Dave Campbell always wanted to be an inventor. But first he had to reinvent himself.
The Springboro resident is doing just that with the help of a new Wright State program that is geared to turn engineers into business professionals and entrepreneurs.
Campbell is enrolled in the Master’s in Engineering Innovation and Entrepreneurship program (MEIE). Through this program, he is learning the business side of what it takes to turn an idea into a commercial product.
He is building on the bachelor’s degree in industrial technology he earned in 2006 from Ohio University in Athens. That degree helped him land a job first in the boating industry in Florida, and in 2008 at BEHR Dayton Thermal Products, where he works today as a continuous improvement process engineer.
Campbell said he enjoys his job at BEHR and is happy to be back in the Dayton area, where he and his wife are raising two small children.
But he says he always has had an entrepreneurial itch to invent new gadgets and sell them to the world.
“My ideal job is to come up with new products and get them to market,” he said.
He envisioned creating a small business in parallel to his current one. But it was an itch his undergraduate courses didn’t teach him how to scratch. “It’s tricky. The big part is understanding who wants what and how to get it to them,” he said.
Campbell knew he needed to learn more about business development and technology commercialization. He signed up for weekend courses in Wright State’s MBA program in 2009. Wright State rolled out the MEIE program that same year, and Campbell switched to it in the middle of 2010.
For Campbell, the MEIE program was the best of both worlds. It offered a master’s degree in his chosen field of engineering, but it also exposed him to the business world—and, more importantly, where the two meshed.
The program is a collaboration between Wright State’s College of Engineering and Computer Science and the Raj Soin College of Business. Its aim is to boost economic development in Ohio by creating a pool of graduates with the blend of engineering and business skills needed to help corporations and entrepreneurial firms speed products to market.

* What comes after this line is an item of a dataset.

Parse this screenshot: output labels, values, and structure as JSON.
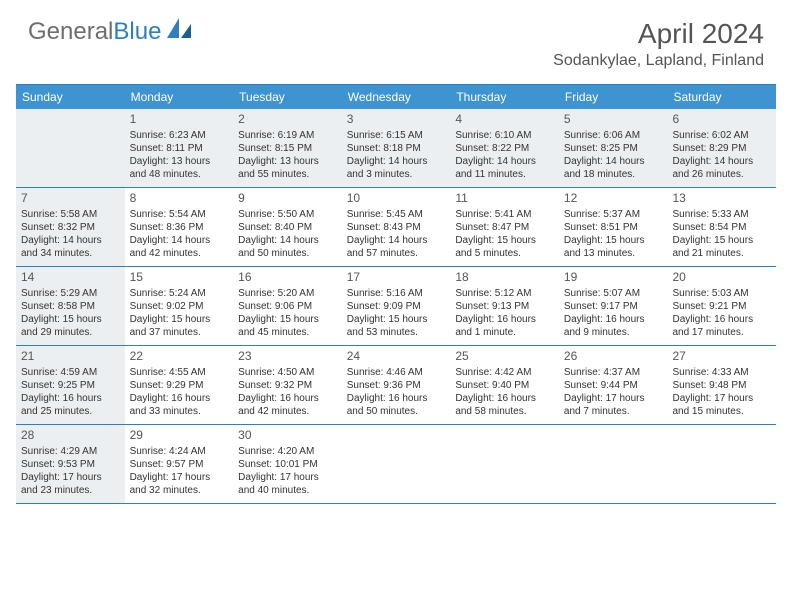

“The breakneck pace of technological advancement makes it imperative that Ohio’s labor force be equipped with both the technical and engineering skills needed to foster the innovation of the next big thing and the entrepreneurial and business knowledge that is necessary to guide innovation and speed its diffusion throughout the market,” said S. Narayanan, dean of the College of Engineering and Computer Science.
Developing graduate programs in technological entrepreneurship and industrial innovation “is a powerful tool to help stem the tide and reverse the condition of long-term economic decline,” said Robert Premus, professor of economics, who co-directs the program with Narayanan.
The MEIE program requires students to produce a product or service, said Mary Fendley, Ph.D., research assistant professor in the College of Engineering and Computer Science and the program’s advisor. Campbell’s project is a new product, an innovative charger for cellphone batteries.
Students typically team up with local businesses for their projects, Fendley said, but Campbell is working with other MEIE students to form their own business. The charger will be the first of several products they have in mind.
“We started looking at the market and said, ‘This is a big market. This is a useful device, and nobody else is making it,’” Campbell said. The group meets regularly with the Small Business Development Center office in the Entrepreneur Center in downtown Dayton, halfway between Campbell’s home in Springboro and Wright State’s main campus.
“This is an example of the true entrepreneurial spirit of the MEIE program,” Fendley said.
Learning the secrets of entre-preneurship has not resulted in any “eureka” moments, Campbell said, but “I’m seeing how the pieces fit together.”
One thing he has learned is how much work it can take to do seemingly simple chores—patent research, for example. “That was a real eye opener. It’s really laborious,” Campbell said. “I thought you could just do a Google search.”
In addition to his full-time job, his master’s program, and his business-building project, Campbell has taken on an internship with the Ohio Board of Regents as a member of its Technology Commercialization Task Force. He said he is one of 20 students around the state charged with finding new ways that universities can partner with businesses to aid economic development.
“The state has an incentive to get technology out of university laboratories and into the marketplace,” Campbell said. “It parallels what we’re doing in the MEIE program. It’s technology commercialization.”
Campbell sees his work on the task force as a way to help pay back the state university system for the help it is giving him through the MEIE program. But he admits it is also a good way to build business connections for his future company.
According to Campbell, his participation is another way the MEIE program is creating new career options for him. “It’s opening a lot of doors and creating opportunities,” he said. “I can speak both languages, engineering and business. I think that’s the benefit of the program.”